По иронии судьбы, произведение, вошедшее в историю искусства как символ модернизма, было порождением одного из художественных порывов XIX века – неорусского восхищения мифологическим прошлым России. Идея этого балета пришла Стравинскому весной 1910 года, когда он заканчивал работу над «Жар-птицей». «Я мечтал о картине языческого ритуала, в которой избранная для жертвоприношения дева затанцевала бы себя до смерти». Почти сразу же его мысли обратились к художнику, который в итоге создал декорации для балета. «Я хотел сочинить либретто вместе с Н[иколаем] Рерихом, – писал он в 1912 году редактору “Русской газеты” Николаю Финдейзену, – ибо кто еще смог бы мне помочь, кто лучше его знает тайну трепетного отношения наших предков к земле?»[171] В 1909 году Рерих оформил для Дягилева «Половецкие пляски» и «Ивана Грозного». Но еще задолго до этого он проявлял неподдельный интерес к этнографии и сравнительной мифологии.

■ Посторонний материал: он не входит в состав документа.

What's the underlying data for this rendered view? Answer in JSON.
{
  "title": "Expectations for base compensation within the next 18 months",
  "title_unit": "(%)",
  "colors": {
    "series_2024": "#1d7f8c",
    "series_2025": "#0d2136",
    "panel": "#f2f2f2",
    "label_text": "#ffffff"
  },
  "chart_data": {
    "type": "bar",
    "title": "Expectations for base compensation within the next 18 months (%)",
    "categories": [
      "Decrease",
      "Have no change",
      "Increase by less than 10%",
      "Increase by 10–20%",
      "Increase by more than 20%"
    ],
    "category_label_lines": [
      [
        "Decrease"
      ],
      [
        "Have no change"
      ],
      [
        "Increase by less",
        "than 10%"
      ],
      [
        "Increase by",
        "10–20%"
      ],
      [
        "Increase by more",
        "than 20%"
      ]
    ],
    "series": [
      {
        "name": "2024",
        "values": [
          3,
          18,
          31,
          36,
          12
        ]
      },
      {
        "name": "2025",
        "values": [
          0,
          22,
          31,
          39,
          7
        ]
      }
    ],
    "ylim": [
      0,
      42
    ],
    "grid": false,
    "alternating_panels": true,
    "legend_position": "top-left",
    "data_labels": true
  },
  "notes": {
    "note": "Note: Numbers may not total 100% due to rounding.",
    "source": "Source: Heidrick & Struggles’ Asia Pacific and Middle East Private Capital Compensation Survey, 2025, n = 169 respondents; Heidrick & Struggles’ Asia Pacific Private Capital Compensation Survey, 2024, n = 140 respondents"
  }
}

С начала 1890-х годов он принимал участие в археологических экспедициях в старинные русские города и вел научное исследование на тему искусства и религиозных ритуалов древних славян. Знания, не вошедшие в научные работы, нашли свое выражение в его живописи – в цикле «Начало Руси», представленном на выставке «Мира искусства» 1902 года в Москве, и созданных в конце того же десятилетия пейзажах старого Пскова, воссоздававших прошлое в духе магического реализма. В начале 1900-го он вошел в круг художников в Талашкине, где по его эскизам изготовлялась мебель в крестьянском стиле для ремесленной мастерской княгини Тенишевой, а стены в ее церкви были расписаны его фресками. В Талашкине была богатая коллекция крестьянских предметов быта и народных костюмов, а также вышивальная мастерская; и можно представить, как, встретившись в поместье в июле 1911 года, Стравинский и Рерих тщательно изучили их, чтобы составить «план действия и придумать названия танцев» для балета, который первоначально назывался «Великое жертвоприношение». Поездка пробудила воображение Стравинского. 26 сентября он писал Рериху из Швейцарии:
Я уже начал сочинять и, будучи в пылу и возбуждении, набросал вступление для дудок и «Гадания с прутьями». Музыка получается очень свежая и новая. У меня из головы не выходит картинка старухи в беличьих шкурках. Она все время стоит перед глазами, когда я пишу «Гадание с прутьями». Я вижу, как она бежит впереди группы, временами останавливая ее и прерывая ритмический поток. Я убежден, что действие должно быть протанцовано, а не показано пантомимой, поэтому я соединил «Танец девушек» и «Гадание с прутьями» – получилась гладкая связка, которой я очень доволен[172].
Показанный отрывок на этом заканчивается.